Whenever embarking on a new unit of study, it is important to check to see what knowledge is already present and what questions and misconceptions children may have. Here are some great ways to jump-start a study on bears:
- KWL chart: Write what they already know, plus questions about what they want to know. At the conclusion of the unit, you can revisit the chart and complete the learned portion.
- Have children bring in a stuffed bear from home to share with the class.
- Create a Venn diagram comparing pictures and words (comparing real vs. fantasy bears.)
- Ask learners to complete sentence frames by drawing or writing the following: Bears are _____, Bears can _____ Bears have _____. These can be compiled into a class book.
Beary Good Work
There are tons of amazing lesson plan ideas to use during a unit on bears. One of the most popular activities is to create a 3-D bear using brown butcher paper. With parent help, the children can cut out two templates of a bear and staple them together. The bear can then be stuffed with newspaper and decorated with wiggly eyes, buttons, a felt scarf, and other decorations to resemble the bear in the Corduroy stories. This bear can be used as a way to teach about parts of a bear that are unrealistic (such as the buttons and scarf). Using the Corduroy stories as a mentor text, students can also name their own bears and write their own fictional stories. These cute bears can stay around for the entire unit of study and even go to sleep and hibernate until winter is over! In addition to creating a 3-D art project, here are some other bear-related activities:
- Use pattern bears to create patterns.
- Create a cave out of a paper bag and write about why bears hibernate in caves.
- Label the parts of a real bear.
- Write a class bear book containing facts about bears.
Books to Inspire Young Learners
- Bear Snores On
- Brown Bear, Brown Bear, What do you see?

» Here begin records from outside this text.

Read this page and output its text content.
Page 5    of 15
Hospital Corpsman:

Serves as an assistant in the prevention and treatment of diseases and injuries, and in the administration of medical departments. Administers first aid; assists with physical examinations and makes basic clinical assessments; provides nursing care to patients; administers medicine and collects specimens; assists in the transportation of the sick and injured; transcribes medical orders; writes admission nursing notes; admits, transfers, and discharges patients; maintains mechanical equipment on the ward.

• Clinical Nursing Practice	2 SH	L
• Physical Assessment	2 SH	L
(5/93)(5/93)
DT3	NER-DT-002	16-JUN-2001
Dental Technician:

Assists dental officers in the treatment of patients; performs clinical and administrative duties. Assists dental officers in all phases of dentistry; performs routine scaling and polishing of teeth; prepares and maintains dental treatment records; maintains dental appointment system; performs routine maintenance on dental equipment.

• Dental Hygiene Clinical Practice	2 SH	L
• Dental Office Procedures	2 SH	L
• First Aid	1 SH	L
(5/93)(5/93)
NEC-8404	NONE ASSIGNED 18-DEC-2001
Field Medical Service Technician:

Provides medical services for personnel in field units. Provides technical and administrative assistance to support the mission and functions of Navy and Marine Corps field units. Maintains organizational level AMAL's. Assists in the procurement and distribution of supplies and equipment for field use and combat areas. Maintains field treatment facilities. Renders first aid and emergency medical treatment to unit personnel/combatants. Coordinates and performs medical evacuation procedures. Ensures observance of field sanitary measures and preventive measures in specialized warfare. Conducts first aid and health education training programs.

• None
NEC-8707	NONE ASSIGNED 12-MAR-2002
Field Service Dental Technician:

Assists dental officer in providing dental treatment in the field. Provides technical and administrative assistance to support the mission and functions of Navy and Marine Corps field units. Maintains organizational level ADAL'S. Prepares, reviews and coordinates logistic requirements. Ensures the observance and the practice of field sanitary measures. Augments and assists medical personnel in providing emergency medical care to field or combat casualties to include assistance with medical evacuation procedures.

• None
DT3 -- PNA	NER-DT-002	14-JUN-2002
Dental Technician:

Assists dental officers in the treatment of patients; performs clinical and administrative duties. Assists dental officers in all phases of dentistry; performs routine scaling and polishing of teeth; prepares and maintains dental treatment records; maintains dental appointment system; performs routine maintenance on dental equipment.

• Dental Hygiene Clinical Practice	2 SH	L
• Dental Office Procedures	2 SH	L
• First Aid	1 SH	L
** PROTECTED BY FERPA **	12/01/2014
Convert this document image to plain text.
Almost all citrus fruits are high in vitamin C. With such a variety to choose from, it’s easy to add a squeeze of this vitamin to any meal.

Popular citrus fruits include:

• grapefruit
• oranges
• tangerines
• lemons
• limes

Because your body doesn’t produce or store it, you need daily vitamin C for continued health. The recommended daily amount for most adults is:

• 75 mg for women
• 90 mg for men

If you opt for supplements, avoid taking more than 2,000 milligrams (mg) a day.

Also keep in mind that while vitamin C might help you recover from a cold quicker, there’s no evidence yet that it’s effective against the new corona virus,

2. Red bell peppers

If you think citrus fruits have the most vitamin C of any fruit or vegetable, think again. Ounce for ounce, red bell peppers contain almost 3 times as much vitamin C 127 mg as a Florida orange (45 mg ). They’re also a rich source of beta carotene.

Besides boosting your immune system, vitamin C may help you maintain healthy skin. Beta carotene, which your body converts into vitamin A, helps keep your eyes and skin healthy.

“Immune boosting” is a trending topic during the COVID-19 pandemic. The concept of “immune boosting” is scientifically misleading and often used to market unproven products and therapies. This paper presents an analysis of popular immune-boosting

- National Geographic for Kids Readers Series
- Saving Yasha
- Hibernation (First step nonfiction – discovering Nature’s Cycles)
Wrapping it All Up
There are several great ways to conclude a study on bears. One of my favorite ways to finish is by taking my kindergarten class on a bear picnic. It is a very special day in which the children write letters to their own bears and have a class party celebrating all they have learned about bears. During the class party, parents bring in bear-themed treats, such a bear claw (breakfast treat) and other food items (Teddy Grahams, gummy bears, etc). During the picnic, the children have the chance to share their bear stories with their parents. Another great ending activity is to create an Eric Carle-inspired polar bear art project by using a variety of tools (plastic fork, sponge, Q-tip®) and white paint to make a polar bear. Cut out the polar bear and glue onto colored paper!
GRRRReat Bear Lesson Plan Ideas:
Polar Bear, Polar Bear
Use this interesting idea from Scholastic in conjunction with the famous story book. This site includes printables and worksheets to accompany the book.
Gummy Bear Math
Another great way to incorporate a bear theme into mathematics is to count, sort, and graph gummy bears. This worksheet helps to keep track of each color gummy bear. You can even add the various colors and combinations together.
What Do Bears Eat?
This is a great, basic worksheet in which young scientists circle and color the things (plants and animals) that a bear will eat.